The value of the Lyttelton plan is that it puts into action a working cabinet with three Asian and African members— and all speak well of the work those three are doing. The danger is that it extends till 1960 a system of training the electorates to think not as Kenyans but on racial lines and that it imposes on the non-official ministers the intolerable strain of answering to a sectional electorate for decisions taken in the interests of the whole community. A crisis which ended the Lyttelton proposals is clearly something that both Her Majesty's Government and the Kenya Council of Ministers will do all they can to avoid. All the same, if such a crisis came, the way would be opened to an advance for which there is influential support—the addition to the Legislative Council of, say, 10 seats, of which 3 would be reserved for Europeans, 3 for Africans, 3 for Indians and 1 for an Arab, but to all of which members would be elected by a general non-racial electorate.

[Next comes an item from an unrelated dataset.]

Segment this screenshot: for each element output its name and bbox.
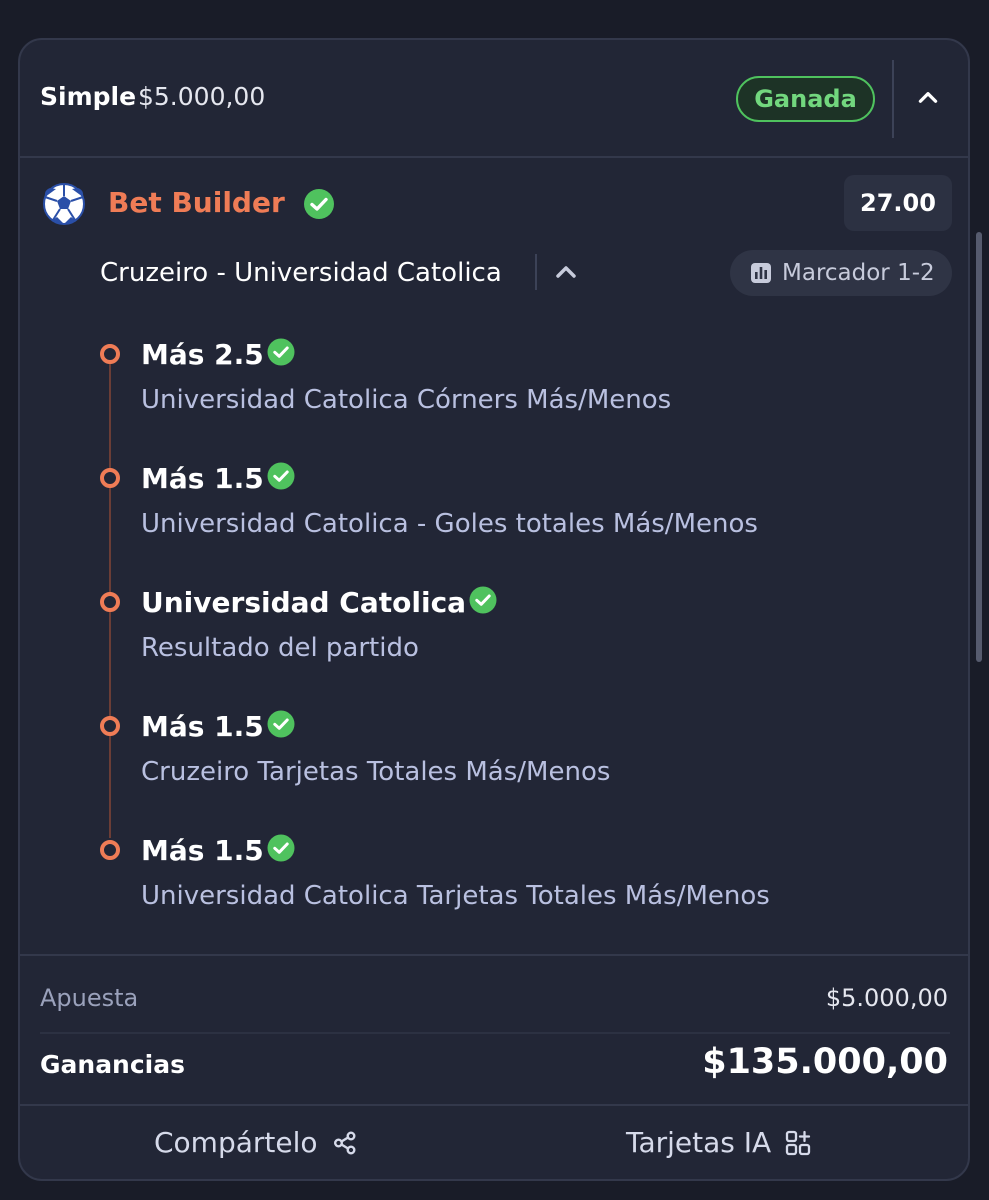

This would enable the Governor to include in his Council of Ministers men who were eleetorally responsible to the Colony as a whole, and who would need to compromise with their true convictions far less than the present members. This, however, is speculation. At present, the ball is still in the European court; they alone can take the steps that would ensure them good will and a position of lasting influence in Kenya's destiny. There are signs that, in spite of much violent verbiage, an increasing number perceive where their own true interest lies. One such was the Rift Valley's vote of confidence in Michael Blundell—a man walking a most delicate path between impatience and intransigence. The future of Europeans in Kenya probably depends on how he picks his way. To an outsider it appears that he does not always realise quite how much backing he can command, quite how many Europeans begin to realise that numbers are their weakness, thit good will might be their strength.